The first thing I did in my intro to Judaism class, was to read the story about the gentile who asked to be taught the whole Torah on one foot (b. Shabbat 31a). Shammay pushed him with a measuring a stick, while Hillel converted him, saying “That which is despicable to you, do not do to your fellow, this is the whole Torah, and the rest is commentary, go and learn it.”
I always read it as a story shaming Shammay and praising Hillel, but yesterday I read it in a new light, for the first time sympathizing with Shammay. Perhaps the appropriate response, that of the reasonable man, is shown by Shammay, while Hillel acts lifnim mishurat hadin. Not a deplorable response viewed in a negative light, but simply reflecting a level that most people cannot achieve. That, of course, is the context in Shabbat, where it appears together with a collection of tales concerning Hillel’s famed patience.
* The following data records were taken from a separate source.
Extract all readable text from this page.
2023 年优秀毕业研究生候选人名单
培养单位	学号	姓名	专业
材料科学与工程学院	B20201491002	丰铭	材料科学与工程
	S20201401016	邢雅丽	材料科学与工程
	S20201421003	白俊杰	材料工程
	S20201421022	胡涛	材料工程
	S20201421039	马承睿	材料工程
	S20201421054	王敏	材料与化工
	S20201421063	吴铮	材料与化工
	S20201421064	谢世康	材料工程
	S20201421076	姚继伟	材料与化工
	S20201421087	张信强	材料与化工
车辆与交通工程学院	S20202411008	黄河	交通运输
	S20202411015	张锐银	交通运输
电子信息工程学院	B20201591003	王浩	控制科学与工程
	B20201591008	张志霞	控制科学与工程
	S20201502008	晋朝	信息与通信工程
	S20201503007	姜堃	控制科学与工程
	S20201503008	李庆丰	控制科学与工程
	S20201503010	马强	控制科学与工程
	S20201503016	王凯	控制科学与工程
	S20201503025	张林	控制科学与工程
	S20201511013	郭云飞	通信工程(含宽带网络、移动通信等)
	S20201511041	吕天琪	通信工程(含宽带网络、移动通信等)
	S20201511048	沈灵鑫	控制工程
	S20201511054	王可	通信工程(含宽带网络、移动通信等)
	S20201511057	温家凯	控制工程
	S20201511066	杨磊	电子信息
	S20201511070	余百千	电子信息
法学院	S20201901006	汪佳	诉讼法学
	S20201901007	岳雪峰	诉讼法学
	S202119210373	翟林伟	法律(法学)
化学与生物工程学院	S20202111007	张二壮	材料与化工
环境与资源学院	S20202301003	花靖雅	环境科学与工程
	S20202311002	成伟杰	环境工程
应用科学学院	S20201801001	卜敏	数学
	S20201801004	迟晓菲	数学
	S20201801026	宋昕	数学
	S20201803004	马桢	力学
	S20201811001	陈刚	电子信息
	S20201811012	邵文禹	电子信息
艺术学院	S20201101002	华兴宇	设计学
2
And in that case, Shammay is not an evil, rude person, but a reasonable person, who responds to insolence with manifested agitation. Or even, I suddenly thought, perhaps Shammay shooed the gentile away jokingly, not violently. The gentile asked something to aggravate, partially in jest, partially insolently, and Shammay responded by gesticulating a “get out of here,” but with no intention to harm.
In any case, obliged to teach three millennia of Jewish history and texts in less than ten weeks, I found myself sympathizing with Shammay. I did not shoo away my students, but did not tell them they can learn it all in one sentence, either. I provided them a syllabus, and prepared them for the hard work ahead.